Although mean time to discover (MTTD) is different from mean time to recovery, the amount of time it takes your team to detect an issue will impact your MTTR—the faster your team can spot an issue, the more quickly service can be restored.
As with lead time for changes, you don’t want to implement sudden changes at the expense of a quality solution. Rather than deploy a quick fix, make sure that the change you’re shipping is durable and comprehensive. You should track MTTR over time to see how your team is improving and aim for steady, stable growth.
Change Failure Rate
Change failure rate (CFR) is the percentage of releases that result in downtime, degraded service or rollbacks, which can tell you how effective a team is at implementing changes. As you can see, there is not much distinction between performance benchmarks for CFR:
Elite performers: 0-15%
High, medium and low Performers: 16-30%
Change Failure Rate is a particularly valuable metric because it can prevent a team from being misled by the total number of failures they encounter. Teams who aren’t implementing many changes will see fewer failures, but that doesn’t necessarily mean they’re more successful with the changes they do deploy. Those following CI/CD practices may see a higher number of failures, but if CFR is low, these teams will have an edge because of the speed of their deployments and their overall success rate.

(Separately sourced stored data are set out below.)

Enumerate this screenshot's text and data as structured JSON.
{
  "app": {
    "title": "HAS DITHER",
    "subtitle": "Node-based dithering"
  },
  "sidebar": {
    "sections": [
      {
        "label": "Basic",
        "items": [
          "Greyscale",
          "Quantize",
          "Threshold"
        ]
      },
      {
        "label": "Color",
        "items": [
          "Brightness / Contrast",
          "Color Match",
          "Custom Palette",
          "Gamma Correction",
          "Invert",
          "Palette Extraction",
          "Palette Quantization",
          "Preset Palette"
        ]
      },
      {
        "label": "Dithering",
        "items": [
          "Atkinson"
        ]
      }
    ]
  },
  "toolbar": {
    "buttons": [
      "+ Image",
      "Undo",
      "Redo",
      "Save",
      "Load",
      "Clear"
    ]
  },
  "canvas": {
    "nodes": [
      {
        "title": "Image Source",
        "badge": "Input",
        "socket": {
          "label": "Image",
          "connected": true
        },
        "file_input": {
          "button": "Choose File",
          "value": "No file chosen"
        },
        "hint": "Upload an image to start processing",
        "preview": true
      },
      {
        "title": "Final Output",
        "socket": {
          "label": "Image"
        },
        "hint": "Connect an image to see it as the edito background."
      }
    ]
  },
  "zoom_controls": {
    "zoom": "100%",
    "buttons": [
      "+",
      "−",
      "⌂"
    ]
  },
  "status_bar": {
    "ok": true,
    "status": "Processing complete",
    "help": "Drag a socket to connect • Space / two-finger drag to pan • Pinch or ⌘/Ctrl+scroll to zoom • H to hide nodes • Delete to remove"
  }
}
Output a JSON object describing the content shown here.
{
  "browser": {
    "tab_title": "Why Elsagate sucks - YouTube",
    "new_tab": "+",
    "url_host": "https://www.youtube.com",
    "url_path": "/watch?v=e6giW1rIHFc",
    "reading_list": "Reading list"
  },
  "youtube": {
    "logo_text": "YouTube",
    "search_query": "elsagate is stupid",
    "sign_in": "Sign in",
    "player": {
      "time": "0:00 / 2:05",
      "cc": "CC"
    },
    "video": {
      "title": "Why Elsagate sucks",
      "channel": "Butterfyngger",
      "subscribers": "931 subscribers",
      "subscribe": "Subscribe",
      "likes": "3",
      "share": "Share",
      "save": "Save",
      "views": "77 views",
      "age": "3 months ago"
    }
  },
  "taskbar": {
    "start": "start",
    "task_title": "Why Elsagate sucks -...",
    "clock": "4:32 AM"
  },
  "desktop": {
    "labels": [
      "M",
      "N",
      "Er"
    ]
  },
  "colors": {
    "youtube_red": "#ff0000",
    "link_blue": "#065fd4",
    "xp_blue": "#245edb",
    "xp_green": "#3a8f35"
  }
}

This rate can also have significant implications for the value stream: It can indicate how much time is spent remedying problems instead of developing new projects. Because high, medium and low performers all fall within the same range, it’s best to set goals based on the team and the particular business rather than compare to other organizations.
Putting it All Together With DORA Metrics
As with any data, DORA metrics need context, and one should consider the story that all four of these metrics tell together. Lead time for changes and deployment frequency provide insight into the velocity of a team and how quickly they respond to the ever-changing needs of users. On the other hand, mean time to recovery and change failure rate indicate the stability of a service and how responsive the team is to service outages or failures.
By comparing all four key metrics, one can evaluate how well their organization balances speed and stability. If the LTC is within a week with weekly deployments but the change failure rate is high, then teams may be rushing out changes before they’re ready, or they may not be able to support the changes they’re deploying. If they are deploying once a month, on the other hand, and their MTTR and CFR are high, then the team may be spending more time correcting code than improving the product.
Because DORA metrics provide a high-level view of a team’s performance, they can be beneficial for organizations trying to modernize—DORA metrics can help identify exactly where and how to improve. Over time, teams can measure where they have grown and which areas have stagnated.
Those who fall into the elite categories can leverage DORA metrics to continue improving services and gain an edge over competitors. As the State of DevOps report reveals, the group of elite performers is rapidly growing (from 7% in 2018 to 26% in 2021), so DORA metrics can provide valuable insights for this group.
But remember that data will only get you so far. To get the most out of DORA metrics, engineering leads must know their organization and teams and harness that knowledge to guide their goals and determine how to effectively invest their resources.